Monday, October 4, 2010
Reading is Fundamental
We start reading when we are very young. We learn to read by first learning the individual letters of the alphabet. We learn what they look like, what they sound like, and how they feel in our mouth. We then learn to put them together and how they look and sound when combined. Eventually, we graduate to the multi-syllabic monsters such as supercalifragilisticexpialidocious.
Everyone learns to read at a different rate. Having two kids, I can certainly attest to how true that it. I have one child that came home from his first day of kindergarten and exclaimed, "I can read," and he hasn't stopped since. He reads and understands words that are well beyond his grade level. It is instinctual to him. On the other hand, my other child struggles everyday with her reading. She wants so badly to be able to read like her brother, but it just doesn't come as easily for her.
What does this all have to do with knitting?
Reading is fundamental to knitting as well. Not just reading patterns or a chart, but reading your stitches. I knit for a long time without understanding how to read my stitches. Others would talk about knitting and being able to tell what row of a pattern they were on by simply looking at the stitches hanging from the needle and I just couldn't see it. It was frustrating to watch it come so easily for others and not for me.

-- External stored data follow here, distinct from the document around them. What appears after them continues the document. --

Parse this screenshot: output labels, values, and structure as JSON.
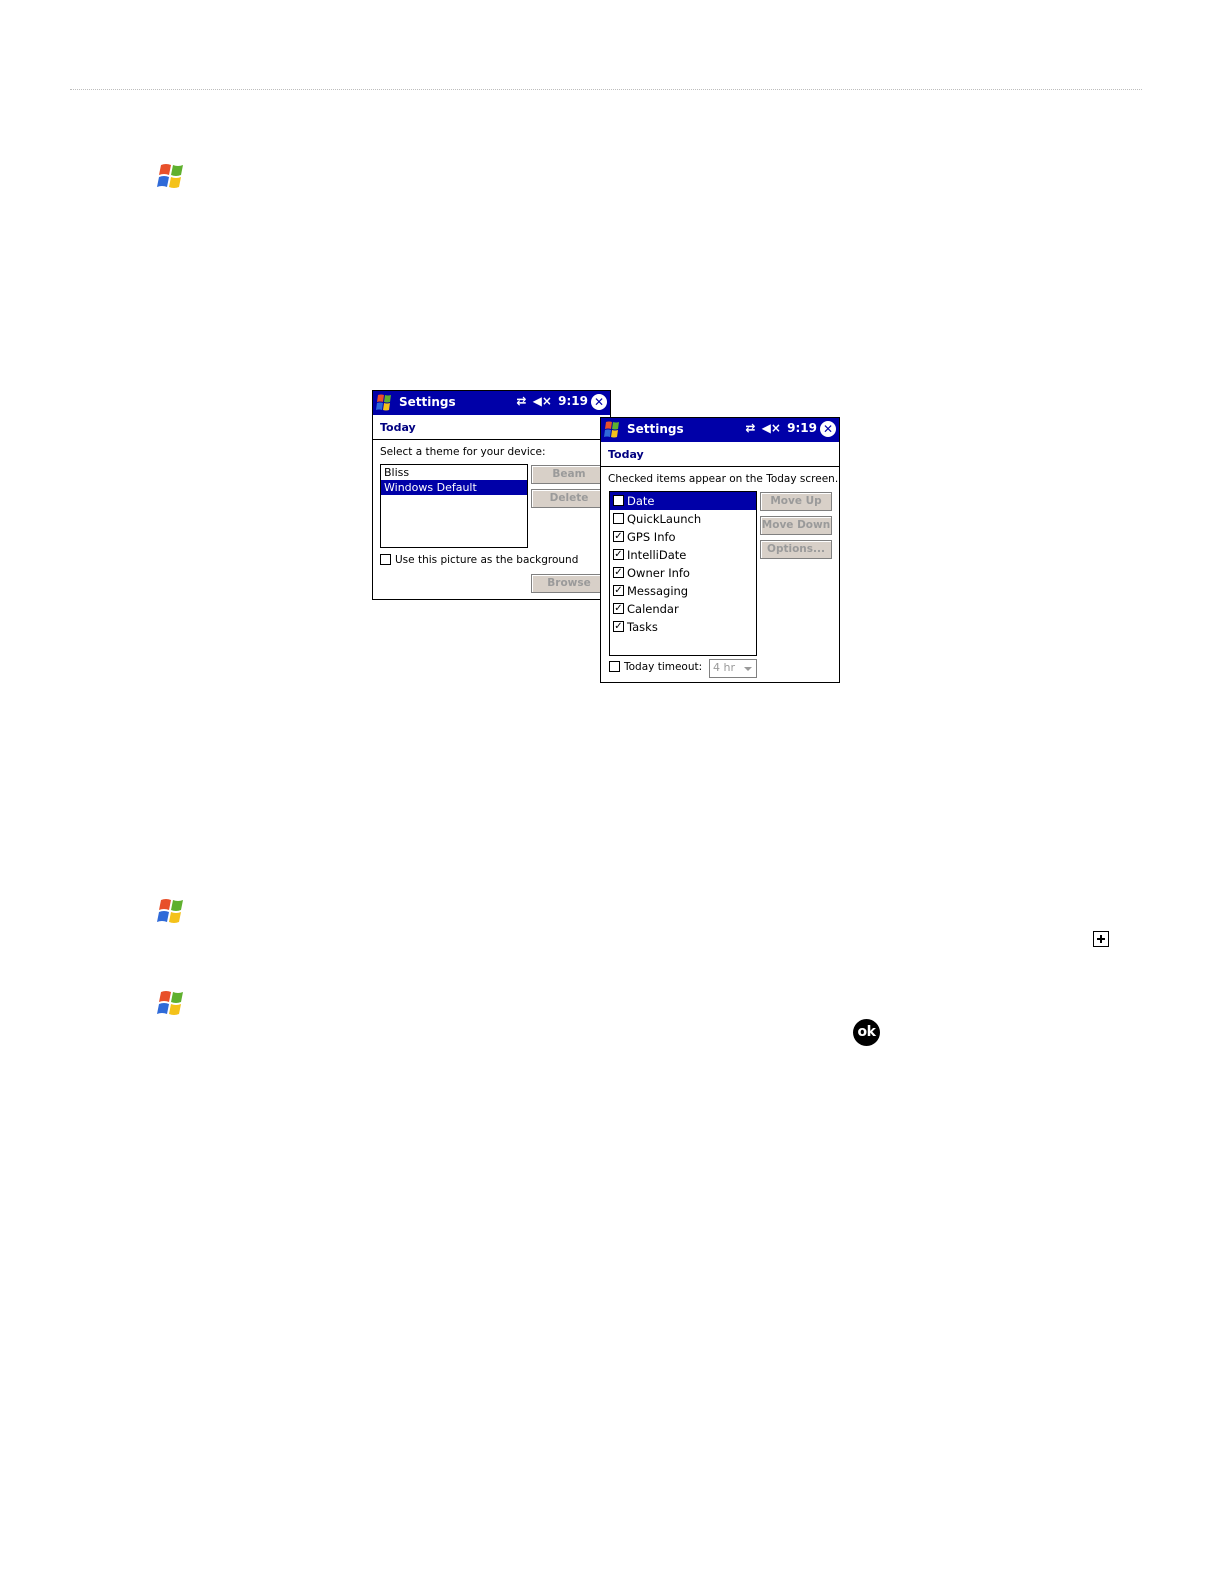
{
  "screen1": {
    "title": "Settings",
    "status_time": "9:19",
    "section": "Today",
    "prompt": "Select a theme for your device:",
    "themes": [
      {
        "label": "Bliss",
        "selected": false
      },
      {
        "label": "Windows Default",
        "selected": true
      }
    ],
    "buttons": {
      "beam": "Beam",
      "delete": "Delete",
      "browse": "Browse"
    },
    "background_checkbox": {
      "label": "Use this picture as the background",
      "checked": false
    }
  },
  "screen2": {
    "title": "Settings",
    "status_time": "9:19",
    "section": "Today",
    "prompt": "Checked items appear on the Today screen.",
    "items": [
      {
        "label": "Date",
        "checked": false,
        "selected": true
      },
      {
        "label": "QuickLaunch",
        "checked": false,
        "selected": false
      },
      {
        "label": "GPS Info",
        "checked": true,
        "selected": false
      },
      {
        "label": "IntelliDate",
        "checked": true,
        "selected": false
      },
      {
        "label": "Owner Info",
        "checked": true,
        "selected": false
      },
      {
        "label": "Messaging",
        "checked": true,
        "selected": false
      },
      {
        "label": "Calendar",
        "checked": true,
        "selected": false
      },
      {
        "label": "Tasks",
        "checked": true,
        "selected": false
      }
    ],
    "buttons": {
      "move_up": "Move Up",
      "move_down": "Move Down",
      "options": "Options..."
    },
    "timeout": {
      "label": "Today timeout:",
      "checked": false,
      "value": "4 hr"
    }
  },
  "icons": {
    "start": "windows-flag-icon",
    "expand": "plus-box-icon",
    "ok": "ok-button-icon"
  },
  "colors": {
    "titlebar": "#0000a8",
    "selection": "#0000a8",
    "button_face": "#d8d0c8",
    "disabled_text": "#9a9a9a"
  },
  "ok_label": "ok"
}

To be honest, I didn't make much of an effort to learn to read my stitches. I didn't see the value versus the effort it was taking to learn the skill. That is until I realized that by learning to read my stitches I was going to catch and correct issues faster. I wouldn't have to rip everything out and start over again, because I'd actually be able to tell where I went wrong.

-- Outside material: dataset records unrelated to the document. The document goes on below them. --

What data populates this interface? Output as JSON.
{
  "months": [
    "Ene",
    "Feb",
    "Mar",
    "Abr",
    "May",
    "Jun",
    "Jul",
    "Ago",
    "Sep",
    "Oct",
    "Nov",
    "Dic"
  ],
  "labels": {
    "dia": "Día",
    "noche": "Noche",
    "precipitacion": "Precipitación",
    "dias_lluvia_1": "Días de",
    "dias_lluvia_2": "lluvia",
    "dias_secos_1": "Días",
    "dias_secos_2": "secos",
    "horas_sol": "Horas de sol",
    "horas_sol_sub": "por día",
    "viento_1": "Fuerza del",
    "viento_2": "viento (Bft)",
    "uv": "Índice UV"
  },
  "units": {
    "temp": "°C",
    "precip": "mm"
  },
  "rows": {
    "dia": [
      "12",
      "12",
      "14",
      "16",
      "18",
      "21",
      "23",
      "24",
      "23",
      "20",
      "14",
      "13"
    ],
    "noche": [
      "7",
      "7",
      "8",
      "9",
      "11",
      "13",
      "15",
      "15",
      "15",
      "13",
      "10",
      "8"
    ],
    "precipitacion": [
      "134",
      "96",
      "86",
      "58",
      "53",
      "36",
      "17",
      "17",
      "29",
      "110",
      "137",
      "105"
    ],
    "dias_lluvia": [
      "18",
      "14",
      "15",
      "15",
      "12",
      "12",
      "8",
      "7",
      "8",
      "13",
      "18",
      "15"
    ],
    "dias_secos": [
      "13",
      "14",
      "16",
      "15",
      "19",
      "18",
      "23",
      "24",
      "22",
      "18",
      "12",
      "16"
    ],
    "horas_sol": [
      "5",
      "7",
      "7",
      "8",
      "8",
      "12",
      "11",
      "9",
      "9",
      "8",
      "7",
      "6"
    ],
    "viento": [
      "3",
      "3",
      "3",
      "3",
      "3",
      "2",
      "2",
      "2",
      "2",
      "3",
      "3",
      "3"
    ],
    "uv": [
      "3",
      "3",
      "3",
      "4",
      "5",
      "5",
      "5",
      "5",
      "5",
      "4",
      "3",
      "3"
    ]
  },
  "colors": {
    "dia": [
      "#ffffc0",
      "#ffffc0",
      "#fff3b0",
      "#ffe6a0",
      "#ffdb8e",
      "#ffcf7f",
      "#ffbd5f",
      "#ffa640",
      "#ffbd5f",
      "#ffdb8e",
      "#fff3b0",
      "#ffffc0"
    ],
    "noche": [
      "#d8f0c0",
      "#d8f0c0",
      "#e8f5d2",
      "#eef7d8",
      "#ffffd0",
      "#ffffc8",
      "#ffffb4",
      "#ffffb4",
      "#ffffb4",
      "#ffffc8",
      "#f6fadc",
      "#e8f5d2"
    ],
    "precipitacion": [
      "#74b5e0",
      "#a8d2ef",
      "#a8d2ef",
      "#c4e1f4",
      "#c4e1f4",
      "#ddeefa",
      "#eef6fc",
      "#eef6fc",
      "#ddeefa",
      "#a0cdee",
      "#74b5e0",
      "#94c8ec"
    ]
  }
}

Just like learning to read words, I had to start with the the building blocks: knit and purl. I figured out how to really see these stitches with the help of the book Stitch 'N Bitch, by Debbie Stoller. If you are still unsure of your stitches, this book is a valuable reference. Once I had those two stitches down, then it was easier to learn what the various combination of the two look like. The more time I spent staring at the right and wrong side of the stitches the easier it was for me to recognize them on my needles the next time I saw them.

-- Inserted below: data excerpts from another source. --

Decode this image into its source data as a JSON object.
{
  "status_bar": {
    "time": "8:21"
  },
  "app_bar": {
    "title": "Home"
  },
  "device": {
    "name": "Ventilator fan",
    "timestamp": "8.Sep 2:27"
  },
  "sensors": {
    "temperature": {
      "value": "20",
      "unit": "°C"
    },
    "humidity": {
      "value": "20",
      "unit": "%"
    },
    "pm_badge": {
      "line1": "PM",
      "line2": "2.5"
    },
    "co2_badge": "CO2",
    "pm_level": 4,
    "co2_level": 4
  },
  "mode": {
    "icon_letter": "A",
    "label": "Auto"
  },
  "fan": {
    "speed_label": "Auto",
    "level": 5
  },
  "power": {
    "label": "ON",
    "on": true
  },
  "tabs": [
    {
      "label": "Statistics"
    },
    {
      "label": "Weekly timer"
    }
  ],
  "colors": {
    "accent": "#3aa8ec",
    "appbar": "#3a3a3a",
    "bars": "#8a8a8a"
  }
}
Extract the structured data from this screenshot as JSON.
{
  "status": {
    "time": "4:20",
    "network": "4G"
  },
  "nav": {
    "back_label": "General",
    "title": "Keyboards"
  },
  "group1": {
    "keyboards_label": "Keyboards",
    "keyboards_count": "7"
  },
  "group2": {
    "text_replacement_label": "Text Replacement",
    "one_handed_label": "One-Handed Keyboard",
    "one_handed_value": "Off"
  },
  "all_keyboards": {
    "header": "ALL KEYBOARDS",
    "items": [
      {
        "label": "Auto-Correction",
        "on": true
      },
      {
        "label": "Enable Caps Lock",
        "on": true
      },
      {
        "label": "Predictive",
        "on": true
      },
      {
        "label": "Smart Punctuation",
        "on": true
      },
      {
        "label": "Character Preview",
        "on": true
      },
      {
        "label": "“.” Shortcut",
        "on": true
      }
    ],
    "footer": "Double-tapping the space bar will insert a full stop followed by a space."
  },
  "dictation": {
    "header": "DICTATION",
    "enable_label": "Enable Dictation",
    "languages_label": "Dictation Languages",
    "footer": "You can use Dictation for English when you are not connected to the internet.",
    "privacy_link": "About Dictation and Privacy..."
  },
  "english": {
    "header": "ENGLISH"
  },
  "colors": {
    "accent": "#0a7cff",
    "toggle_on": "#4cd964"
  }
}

This skill has been especially helpful with knitting lace. If I find that I have miscounted my stitches, it is easy enough to look back through the row I am on and find the exact stitch I need to go back to to fix the work. I have done this exact thing at least 5 times in my current project.
I don't know how I survived for so long in the knitting world without this skill, but I am so glad that I took the time to learn to read my knitting.